La littérature est politique. C’est à la fois un lieu commun et l’expression d’une exigence qu’il est bon de rappeler de temps à autre. Tous les ouvrages littéraires contiennent une dimension politique, une représentation de la société ou de son imaginaire – ils sont tous, au fond, parcouru par la question de la « bonne société », même quand ils plongent dans le nihilisme ou le cynisme le plus noir. Mais certains écrivains vont encore plus loin et font de l’acte d’écrire un acte explicitement politique. C’est le cas d’Upton Sinclair.
Aujourd’hui, son nom est largement tombé dans l’oubli. Il fait partie d’une tradition littéraire qu’on peut qualifier sans trop s’avancer de « socialiste » ou de « prolétarienne », dont Jack London demeure l’un des représentants les plus connus. Dès l’aube du XX e siècle, de nombreux auteurs ont raconté le monde à travers les yeux du peuple et dans l’espace de son quotidien. En France, Panaït Istrati, Henri Poulaille, les frères Boneff pour n’en citer que quelques-uns ; en Russie, la Mère de Gorki, publié en 1907 en constitue le prototype ; comme le moins célèbre Bateau-Usine de Takiji Kobayashi a pu l’être au Japon en 1929.
Et aux États-Unis, nous retrouvons Utpon Sinclair. Auteur de plusieurs dizaines de romans, de pièces de théâtre, journaliste, activiste, il a couronné son œuvre avec les onze Lanny Budd , série romanesque retraçant l’histoire de la première moitié du XX e siècle à travers les tribulations de Budd – elle n’a jamais été traduite entièrement en français.
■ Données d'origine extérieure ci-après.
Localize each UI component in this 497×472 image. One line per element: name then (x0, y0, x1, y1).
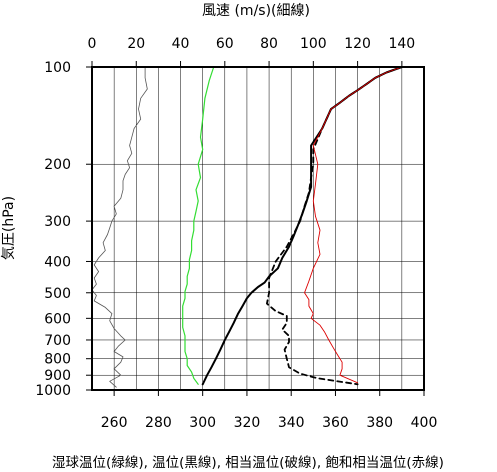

Et pourtant, Sinclair continue à nourrir l’imagination de notre époque : l’un des plus grands films de Paul Thomas Anderson, There Will Be Blood , est adapté de son roman Pétrole ! .
Le hachoir et la chaîne
L’œuvre qui l’a fait connaître, c’est la Jungle , publiée en 1906 après une diffusion en feuilleton dans le journal socialiste Appeal to Reason . L’histoire de Jurgis Rudkus, immigré lituanien débarqué à Chicago avec sa future femme Ona et quelques parents, tous trois attirés comme beaucoup d’autres étrangers par l’espoir d’une vie meilleure. Jurgis trouve rapidement un travail aux abattoirs, une ville dans la ville, avec ses propres banlieues, construites sur des marais et des décharges. Jeune et vigoureux, il est persuadé d’être ce self-made man qu’exalte la culture américaine. Il se marie, achète une maison à crédit, ne compte pas ses heures. Les syndicalistes ? Des râleurs. Les chômeurs ? Des fainéants ! Lui y arrive bien, pourquoi pas eux ?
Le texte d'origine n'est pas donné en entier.